The project is part of a larger effort by Art by Fire, a Seattle glass studio whose owner, Renee Pound, started a float program in 2004 that placed 911 floats in Seattle parks on Sept. 11 that year. In 2005, 911 more were left in the parks for people to take.
This year, Art by Fire plans to send more than 3,000 floats to New York, where the plan is for firefighters from Seattle, New York and Washington, D.C., to present the floats to victims' families.
Moodie's students will contribute their 911 best floats, joining glass blowers at Art by Fire and at a Tacoma glass-blowing program for at-risk teens. Moodie's students finished their 1,000th float Monday.
The softball-size floats are hollow and colored in swirls of cool greens, brilliant blues, vibrant reds and energetic oranges.
If all goes as planned, one float for each of the Sept. 11 victims will be sent to New York.
"For these students, the event itself has become almost a distant memory, but the effects of it haven't," Moodie said. "This gives them a chance to connect to it and remember what happened. It brings it down to home."

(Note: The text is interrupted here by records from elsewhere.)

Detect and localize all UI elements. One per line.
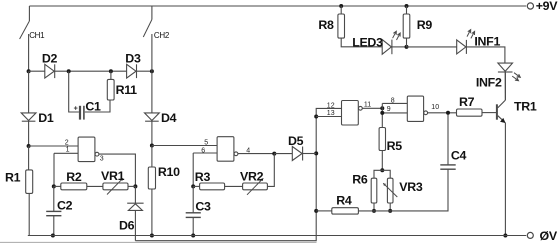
svg-text:1: 1 [66,147,70,154]
wire TR1 collector to INF2 [504,73,506,101]
wire D3 node down to D4 [151,71,153,113]
wire pin 1 input [54,152,78,154]
wire pin 9 input [382,112,407,114]
svg-text:R4: R4 [336,193,352,207]
switch CH2 blade [143,20,152,38]
wire R8 top stub [340,6,342,14]
wire R10 bottom to 0V rail [151,189,153,236]
wire pin4 node to D5 anode [274,153,292,155]
wire pin 6 input [193,152,217,154]
node junction pin13 [314,115,318,119]
wire C3 top lead [192,186,194,212]
op-amp U1d (NAND gate pins 8,9,10) [407,96,427,121]
diode D1 [21,113,36,121]
wire R8 bottom to LED3 [341,38,382,47]
wire R9 top stub [406,6,408,14]
node junction C2/rail [51,234,55,238]
wire to R2 left [54,185,61,187]
svg-text:13: 13 [327,110,335,117]
INF1 light arrow 1 [467,30,471,37]
svg-text:R2: R2 [66,170,82,184]
svg-text:D4: D4 [161,111,177,125]
wire R9 bottom stub [406,38,408,47]
svg-text:C2: C2 [57,198,73,212]
svg-text:C4: C4 [451,149,467,163]
wire R7 to TR1 base [482,112,497,114]
resistor R4 [332,208,359,214]
resistor R8 [338,14,345,38]
svg-text:D3: D3 [125,52,141,66]
node junction R5/R6/VR3 [380,168,384,172]
svg-text:VR2: VR2 [240,170,264,184]
wire bridge R6/VR3 tops [374,170,390,178]
svg-text:5: 5 [204,139,208,146]
transistor TR1 emitter arrow [501,119,505,123]
resistor R10 [148,167,155,189]
wire pin1 column down to R2 [53,153,55,186]
wire D2 node down to D1 [28,71,30,113]
diode D3 [127,64,137,78]
node junction LED3/R9/INF1 [405,45,409,49]
resistor R1 [26,170,33,194]
capacitor C3 [186,213,201,218]
INF1 light arrow 2 [471,31,475,38]
resistor R3 [200,183,225,190]
node junction R3/C3/pin6 [191,184,195,188]
wire C2 top lead [53,186,55,211]
svg-text:R11: R11 [116,83,138,97]
node junction pin5 branch [150,144,154,148]
wire INF2 to TR1 collector [504,72,506,100]
node junction R4 left [314,209,318,213]
node junction C3/rail [191,234,195,238]
wire pin 3 output to VR1 right [99,154,135,186]
wire C3 bottom lead [192,217,194,235]
svg-text:VR1: VR1 [101,169,125,183]
svg-text:+9V: +9V [536,0,559,13]
resistor R7 [457,109,483,116]
svg-text:LED3: LED3 [352,36,383,50]
node junction R10/rail [150,234,154,238]
infrared LED INF1 [457,40,467,54]
svg-text:R3: R3 [195,170,211,184]
potentiometer VR3 [387,178,393,203]
potentiometer VR2 [243,183,268,190]
wire C2 bottom lead [53,216,55,236]
wire C1 left lead [69,71,79,112]
wire VR1 right [128,185,135,187]
node junction C1 branch [67,69,71,73]
op-amp U1c (NAND gate pins 12,13,11) [342,101,363,126]
wire CH2 to D3 node [151,34,153,71]
node junction pin4/D5/VR2 [272,152,276,156]
node junction TR1 emitter/rail [503,234,507,238]
svg-text:3: 3 [100,156,104,163]
wire to R4 left [316,210,332,212]
wire R3 to VR2 [225,185,243,187]
LED3 light arrow 1 [393,31,397,38]
wire R5 bottom [381,151,383,171]
wire INF1 to INF2 [466,47,505,63]
potentiometer VR1 [103,183,128,190]
svg-text:CH2: CH2 [154,31,170,40]
wire D6 node loop to pin 12 [135,108,341,240]
svg-text:INF2: INF2 [476,76,502,90]
node junction VR3 bottom [388,209,392,213]
wire pin 13 input [316,116,341,118]
node junction pin2 branch [27,144,31,148]
wire R11 top stub [110,71,112,79]
wire pin6 column down to R3 [192,153,194,186]
LED LED3 [382,40,392,55]
wire pin 4 output [238,153,274,155]
wire pin 10 output to R7 [428,112,457,114]
wire R4 right to C4 bottom [358,169,448,211]
diode D4 [145,113,160,121]
capacitor C4 [440,165,455,169]
wire R9 node to INF1 [407,46,457,48]
infrared LED INF2 [498,63,513,72]
node junction VR1/D6 [133,184,137,188]
node junction pin11/pin8 [380,106,384,110]
node junction D5 cathode [314,151,318,155]
svg-text:D2: D2 [42,52,58,66]
wire C1 right lead to R11 [85,100,110,112]
svg-text:R8: R8 [318,18,334,32]
svg-text:TR1: TR1 [514,99,537,113]
svg-text:10: 10 [431,104,439,111]
wire to D6 cathode [134,186,136,203]
svg-text:R7: R7 [459,95,475,109]
node junction C4/R7 [446,111,450,115]
svg-text:11: 11 [364,102,371,109]
INF2 light arrow 2 [512,76,518,81]
capacitor C1 (electrolytic) [80,106,84,120]
wire pin 2 input [29,145,79,147]
node junction R11 top [109,69,113,73]
wire C4 top lead [447,113,449,165]
svg-text:D5: D5 [288,134,304,148]
svg-text:R5: R5 [387,139,403,153]
label C1 plus sign [74,106,78,110]
capacitor C2 [46,211,61,215]
wire TR1 emitter to 0V rail [504,123,506,236]
wire to R1 top [28,146,30,170]
svg-text:R9: R9 [417,18,433,32]
wire D5 cathode to node column [303,153,317,155]
wire VR3 bottom stub [389,203,391,211]
wire R1 bottom to 0V rail [28,193,29,235]
terminal 0V [527,232,533,238]
wire node column to R5 [381,103,383,127]
diode D6 [127,203,143,210]
wire D2-D3 row [29,70,152,72]
svg-text:C3: C3 [195,200,211,214]
op-amp U1b (NAND gate pins 5,6,4) [217,137,238,162]
wire D6 anode down [134,210,136,240]
diode D5 [292,147,302,161]
node junction R6 bottom [372,209,376,213]
svg-text:R1: R1 [5,171,21,185]
svg-text:6: 6 [201,147,205,154]
wire CH1 top stub [28,6,30,21]
svg-text:C1: C1 [85,99,101,113]
wire down to VR2 right [267,154,274,187]
node junction R8 top [339,4,343,8]
wire R6 bottom stub [373,203,375,211]
wire pin 11 output [362,107,382,109]
terminal +9V [527,3,533,9]
svg-text:D6: D6 [119,218,135,232]
svg-text:D1: D1 [38,111,54,125]
transistor TR1 (NPN) [497,100,506,123]
svg-text:INF1: INF1 [474,34,500,48]
wire pin 8 input [382,102,407,104]
wire to R3 left [193,185,199,187]
wire D1 to pin2 node [28,121,30,146]
node junction CH1/D2/D1 [27,69,31,73]
wire CH1 to D2 node [28,34,30,71]
border bottom edge [0,241,317,243]
resistor R6 [371,178,377,203]
diode D2 [45,64,55,78]
INF2 light arrow 1 [514,73,520,78]
wire pin 5 input [152,145,217,147]
LED3 light arrow 2 [397,33,401,40]
svg-text:VR3: VR3 [399,180,423,194]
svg-text:8: 8 [391,98,395,105]
svg-text:12: 12 [327,103,335,110]
node junction R9 top [405,4,409,8]
wire R2 to VR1 [87,185,103,187]
wire 0V bottom rail [28,235,526,237]
svg-text:2: 2 [65,140,69,147]
node junction R2/C2/pin1 [52,184,56,188]
wire D4 to pin5 node [151,121,153,145]
resistor R2 [61,183,87,190]
wire to R10 top [151,146,153,168]
wire LED3 cathode to R9 node [392,46,407,48]
resistor R9 [403,14,410,38]
svg-text:R6: R6 [352,172,368,186]
svg-text:CH1: CH1 [29,31,45,40]
resistor R5 [379,128,385,151]
resistor R11 [107,79,114,100]
switch CH1 blade [20,21,30,39]
svg-text:R10: R10 [158,165,180,179]
svg-text:9: 9 [387,106,391,113]
svg-text:ØV: ØV [540,229,558,243]
op-amp U1a (NAND gate pins 1,2,3) [78,137,99,162]
node junction CH2/D3/D4 [150,69,154,73]
node junction pin9 [380,111,384,115]
wire CH2 top stub [151,6,153,20]
wire +9V top rail [29,5,526,7]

Sammamish High School is one of a handful of public high schools in the country that offer a glass-blowing program, Moodie said. Interest in the craft among students is high, he said.
"Ceramics have form and color, but with glass there's light, and that can really move people in different ways."
Jon DuBois, 18, sees glass as "just another medium for people to work with." DuBois, who was moving swiftly among ovens, metal tables with color elements and workbenches, said he hopes the floats will be well-received in New York.
"It's a good way to remember what happened," he said.
Moodie sees the students' creations as a fitting tribute.
"They float, always staying above the water," he said. "That symbolizes a lot."
Stamped on the bottom of each float in plain block letters: "NEVER FORGET 9-11."
Moodie and Sammamish High School paid for most of for the raw materials needed to make the floats. That included about $1,300 for glass and $500 for the coloring elements.
Hot-glass classes at the school typically raise money for materials through a craft sale of student work each year.
The students burned through an average of 200 pounds of glass a day, Moodie said, and when the shop was in full swing, they were making an average of one float every 1-½ minutes.
With the floats ready to go, the group's only problem is getting them to New York in time for this year's 9/11 remembrance ceremonies.
The cost of transporting the fragile pieces across the country is high, Moodie said.
"We're still not sure how to get them there," he said. "But we've got time to find help."
If transport to New York is ruled out financially, the works from this year's project will be placed in parks around Seattle and the Eastside, Moodie said.